The video processing demands of video conferencing, streaming, and social media have transformed the compute resource requirements of the data centre. The increased media processing, media delivery, AI visual inference, cloud gaming and desktop virtualisation has presented a challenge for an industry largely dependent on proprietary, licensed coding models, like CUDA for GPU programming, said Intel.

The Flex series GPU software stack includes support for oneAPI and OpenVINO. Developers can use Intel’s oneAPI tools to deliver accelerated applications and services, including the Intel oneAPI Video Processing Library (oneVPL) and Intel VTune Profiler, for example. The open alternative to proprietary language lock-in enables the performance of the hardware and has a set of tools that complement existing languages and parallel models. This allows users to develop open, portable code that will take maximum advantage of various combinations across Intel CPUs and GPUs. It also means developers are not tied to proprietary programming models, which can be financially or technically restrictive, said Intel.

The Flex series GPU media architecture is powered by up to four Xe media engines, for streaming density and to deliver up to 36 streams 1080p60 transcode throughput per card.
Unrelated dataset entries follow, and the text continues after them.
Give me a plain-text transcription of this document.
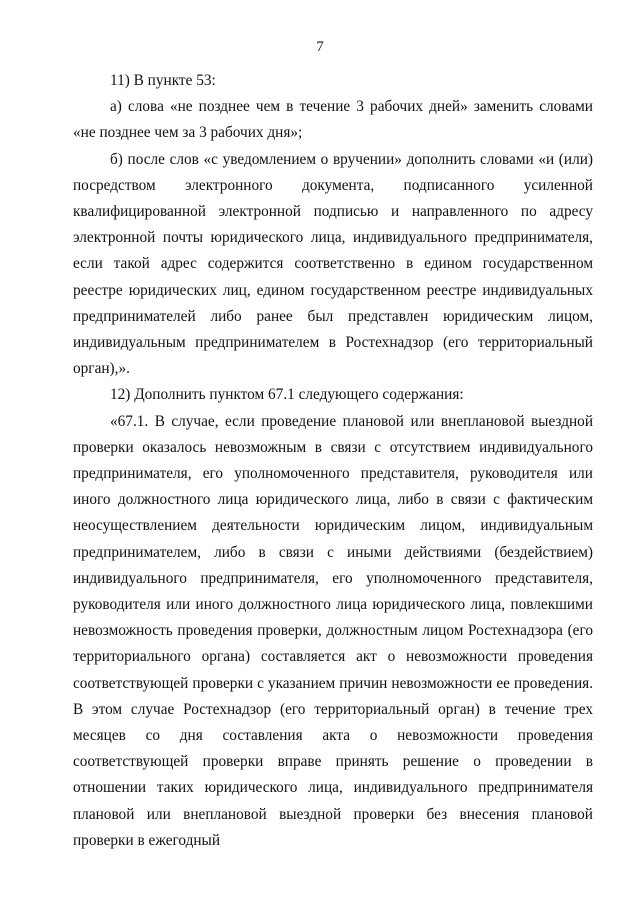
7

11) В пункте 53:

а) слова «не позднее чем в течение 3 рабочих дней» заменить словами «не позднее чем за 3 рабочих дня»;

б) после слов «с уведомлением о вручении» дополнить словами «и (или) посредством электронного документа, подписанного усиленной квалифицированной электронной подписью и направленного по адресу электронной почты юридического лица, индивидуального предпринимателя, если такой адрес содержится соответственно в едином государственном реестре юридических лиц, едином государственном реестре индивидуальных предпринимателей либо ранее был представлен юридическим лицом, индивидуальным предпринимателем в Ростехнадзор (его территориальный орган),».

12) Дополнить пунктом 67.1 следующего содержания:

«67.1. В случае, если проведение плановой или внеплановой выездной проверки оказалось невозможным в связи с отсутствием индивидуального предпринимателя, его уполномоченного представителя, руководителя или иного должностного лица юридического лица, либо в связи с фактическим неосуществлением деятельности юридическим лицом, индивидуальным предпринимателем, либо в связи с иными действиями (бездействием) индивидуального предпринимателя, его уполномоченного представителя, руководителя или иного должностного лица юридического лица, повлекшими невозможность проведения проверки, должностным лицом Ростехнадзора (его территориального органа) составляется акт о невозможности проведения соответствующей проверки с указанием причин невозможности ее проведения. В этом случае Ростехнадзор (его территориальный орган) в течение трех месяцев со дня составления акта о невозможности проведения соответствующей проверки вправе принять решение о проведении в отношении таких юридического лица, индивидуального предпринимателя плановой или внеплановой выездной проверки без внесения плановой проверки в ежегодный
It is also capable of delivering eight streams 4K60 transcode throughput per card.

When scaled to 10 cards in a 4U server configuration, it can support up to 360 streams HEVC-HEVC 1080p60 transcode throughput.

Leveraging the Intel Deep Link Hyper Encode feature, the GPU Flex series 140 with two devices on a single card can meet the industry’s one-second delay requirement while providing 8K60 real-time transcode, reported Intel. This capability is available for AV1 and HEVC HDR formats.

To meet the growth in Android cloud gaming, the GPUs are validated on nearly 90 of the most popular Google Play Android game titles. A single Flex series 170 GPU can achieve up to 68 streams of 720p30 while a single Flex series 140 GPU can achieve up to 46 streams of 720p30 (measured on select game titles).

When scaled with six Flex Series 140 GPU cards, it can achieve up to 216 streams of 720p30.

Systems featuring Flex series GPUs will be available from providers including Dell Technologies, HPE, H3C, Inspur, Lenovo and Supermicro. Solutions with the Flex series GPU will ramp over the coming months, starting with media delivery and Android cloud gaming workloads, followed by Windows cloud gaming, AI and VDI workloads.